Hello Lemurs!
I had a wonderful New Year’s Eve, and an exciting adventure on New Year’s Day, both of which I will tell you about later. Meanwhile, I’ve been dying to share some ideas that have been bouncing around in my head—the closest thing I have to resolutions this year.
Monads and Objective-C
Last year saw me transition back to technical production, so it’s no surprise my thoughts in 2013 center around reconciling those years of theory with practical engineering. One topic that got a lot of laughs last year was monads—specifically their inscrutability. I had the chance to sit down with computer scientist Erik Meijer last month and get a lesson in monadic patterns. I felt like I understood, but was dying for some examples in my native language, Objective-C. When a Bing search proved fruitless, I knew I had my speaker topic for 2013.
Stay hungry. Stay foolish.
I spent years making people laugh on stage until I got really good at it. Then I made the choice I so often make—to leave that comfortable expertise and become a novice again. First I went back and gave my “death deathy death death” talk another go, with improved—if still mixed—results. Going back to speaking on technical topics will challenge me further. Talking about something I started by knowing nothing about is a dose of my own advice. This will challenge the theories I’ve espoused to a generation of Appsterdam-trained App Makers beginning their careers with an emphasis on public speaking.
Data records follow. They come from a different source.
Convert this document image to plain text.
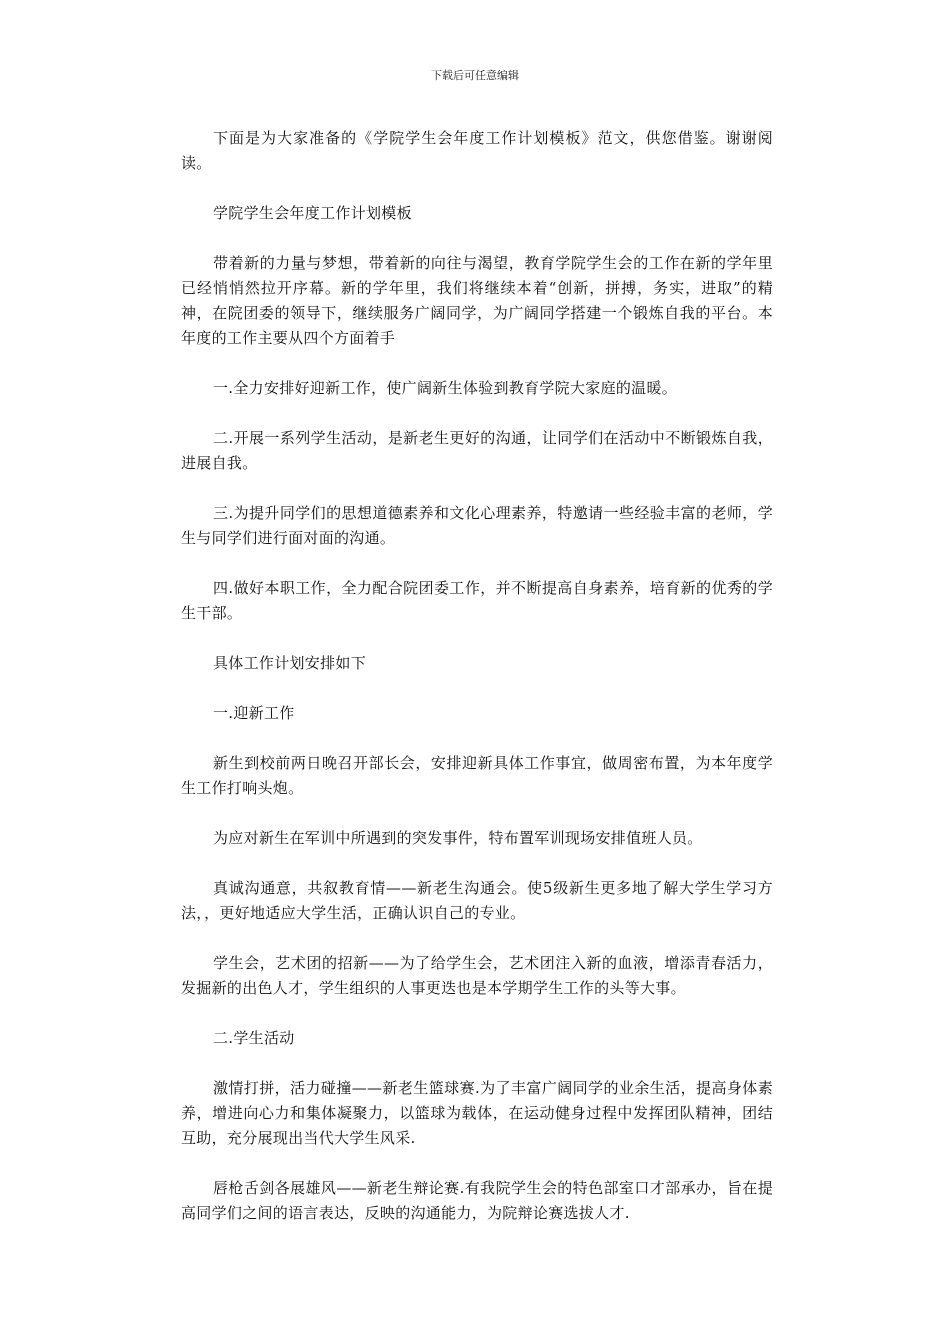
下载后可任意编辑

下面是为大家准备的《学院学生会年度工作计划模板》范文，供您借鉴。谢谢阅读。

学院学生会年度工作计划模板

带着新的力量与梦想，带着新的向往与渴望，教育学院学生会的工作在新的学年里已经悄悄然拉开序幕。新的学年里，我们将继续本着“创新，拼搏，务实，进取”的精神，在院团委的领导下，继续服务广阔同学，为广阔同学搭建一个锻炼自我的平台。本年度的工作主要从四个方面着手

一.全力安排好迎新工作，使广阔新生体验到教育学院大家庭的温暖。

二.开展一系列学生活动，是新老生更好的沟通，让同学们在活动中不断锻炼自我，进展自我。

三.为提升同学们的思想道德素养和文化心理素养，特邀请一些经验丰富的老师，学生与同学们进行面对面的沟通。

四.做好本职工作，全力配合院团委工作，并不断提高自身素养，培育新的优秀的学生干部。

具体工作计划安排如下

一.迎新工作

新生到校前两日晚召开部长会，安排迎新具体工作事宜，做周密布置，为本年度学生工作打响头炮。

为应对新生在军训中所遇到的突发事件，特布置军训现场安排值班人员。

真诚沟通意，共叙教育情——新老生沟通会。使5级新生更多地了解大学生学习方法，，更好地适应大学生活，正确认识自己的专业。

学生会，艺术团的招新——为了给学生会，艺术团注入新的血液，增添青春活力，发掘新的出色人才，学生组织的人事更迭也是本学期学生工作的头等大事。

二.学生活动

激情打拼，活力碰撞——新老生篮球赛.为了丰富广阔同学的业余生活，提高身体素养，增进向心力和集体凝聚力，以篮球为载体，在运动健身过程中发挥团队精神，团结互助，充分展现出当代大学生风采.

唇枪舌剑各展雄风——新老生辩论赛.有我院学生会的特色部室口才部承办，旨在提高同学们之间的语言表达，反映的沟通能力，为院辩论赛选拔人才.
Do you have a better idea?
I’ve spent the past six years trying to get better at taking feedback. This year I’m going to try getting better feedback, with this simple question. It’s too easy to give something a minute’s thought. Too easy, in fact, to be useful. It’s too easy to fall into a situation where one person becomes the well of ideas and sink for complaints, who everyone expects to solve every problem, and accept every blame. It’s an unhealthy dynamic for families, teams, and individuals. Worse, it’s not productive. Complaints need to come with suggestions.
Luck is not a formula.
The world is full of people who had one success and are content to spend the rest of their lives talking about their formula. You can’t trust people like that, because one success doesn’t imply any formula other than luck, and luck is not a formula. Few are the people who have consistently performed again and again. Few who can show clear patterns of learning from failure to produce success. Repetitive success and learning from failure are the only ways to build a formula. Everything else is horseshoes and rubber chickens.
Success is exceptional.
One of the most challenging ideas to me was the Agile assertion that I should build a failure-based business strategy. I hadn’t even considered my strategies success-based, but I have seen how destructive failure is as an exception. I’ve been thinking a lot about how my reverence for excellence could mesh with a failure-based strategy where products are produced on the cheap and expected to fail, where success is the exception. For example, a lab where we could remix games to explore ideas with our fans, sending the best for expensive native development.
This is a business.
I have always been bad at business. I don’t care about money, I trust people implicitly, and I entertain the most ludicrous notions about honor. I’ll fire people for laziness or incompetence, but I’ll hire my friends just because they need to pay the rent. I’ve come to be convinced that signing contracts with friends prevents making enemies, but I’ve been so turned off by the recent cult of contracts I haven’t been good at it. While I’m not willing to compromise my principles when it comes to my customers, when it comes to my company, I always have to remember this first rule of business.
Engineering is hard.
Then there’s the first rule of engineering. For the past few years my trade has been in words, but returning to war has reminded me that my advantage has always been in suffering. What perhaps makes my story interesting is that I’ve come so far, and been through so much, but learned so much from it. While I often sum up my secret as “be kind, work hard,” the implementation detail has been a tolerance for pain. The biggest shock to people trying to bring their ideas to fruition is just how much work is involved, how much blood must be shed, how much sacrifice is required.
Honesty is adversity.
It’s easy to make promises. It’s easy to make excuses. What’s hard is honesty, and it’s honesty that makes engineering hard. We all hold honesty up as a golden ideal, but we all hate honesty when it’s applied to us. It is the honesty of a life laid bare that makes death such a terrifying experience, embodied in the idea of judgment. We hate those who judge us most when they make us judge ourselves. If you want to practice honesty, and you don’t want to be an asshole, you have to learn to be selective with your heart. Honesty is not free, so you should probably be paid for it.
Art through adversity
For 2013 I have embraced process and I have embraced pain. There are many who think process negates the need for pain. When you can convince me Thomas Kinkade was the greatest painter who ever lived, I’ll believe process can produce art, but as long as I believe that Vincent van Gogh was the greatest painter who ever lived, I will believe that art requires adversity. Process can never free us from that, but it can, like a high-level framework, relieve of us the suffering we don’t need to do, to free us to suffer for the things that matter, for the state of our art, for the experience of our user.